The bill strengthens veterans' privacy by banning the sale of VA-held personal and medical data and boosting oversight, at the cost of higher contractor and taxpayer expenses, added VA administrative burden, and potential complications for research and interoperability if exceptions are not clearly provided.
Veterans will be protected from having their sensitive personal and medical information sold or monetized by VA contractors, reducing exposure to identity theft and privacy breaches.
Veterans and health systems will likely face increased trust in VA data handling, which could encourage greater use of VA services and smoother care coordination.
VA contractors and procurement practices will be restricted from commercializing VA-held data, promoting stronger data protection practices across VA contracts.
Taxpayers, veterans, and VA contractors may face higher costs because contractors will need to change systems and compliance practices or may withdraw/renegotiate contracts, raising procurement prices.
Hospitals, researchers, and public health programs could see reduced access to VA data for research or interoperability if the ban is categorical and lacks clear exceptions, potentially hindering medical research and care coordination.
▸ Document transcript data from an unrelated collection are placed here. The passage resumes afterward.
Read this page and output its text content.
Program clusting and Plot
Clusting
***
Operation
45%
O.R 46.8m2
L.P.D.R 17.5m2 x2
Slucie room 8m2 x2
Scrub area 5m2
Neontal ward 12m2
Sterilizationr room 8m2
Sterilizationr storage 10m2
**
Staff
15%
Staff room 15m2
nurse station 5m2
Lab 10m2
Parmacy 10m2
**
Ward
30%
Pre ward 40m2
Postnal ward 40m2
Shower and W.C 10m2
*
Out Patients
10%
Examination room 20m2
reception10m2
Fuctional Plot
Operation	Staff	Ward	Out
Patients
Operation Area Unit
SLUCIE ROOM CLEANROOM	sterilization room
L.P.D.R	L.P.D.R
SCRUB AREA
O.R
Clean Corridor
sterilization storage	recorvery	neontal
Federal employees and veterans may experience diverted VA staff time and resources because enforcing, auditing, and updating contracts will create additional administrative burdens.
Based on analysis of 3 sections of legislative text.
Prohibits VA contracts from allowing contractors to sell or monetize veterans’ sensitive personal information and requires VA to add contract clauses, guidance, and a report within one year.
Introduced January 27, 2026 by Nikki Budzinski · Last progress January 27, 2026
Prohibits the Department of Veterans Affairs from signing contracts that let private contractors sell, monetize, or otherwise disclose veterans’ sensitive personal information for payment. Requires VA to add a no-sale/no-monetization clause to every contract that handles covered information, issue guidance for employees and contractors to detect misuse, and deliver a report to congressional veterans’ committees within one year describing the clause, guidance, and compliance actions.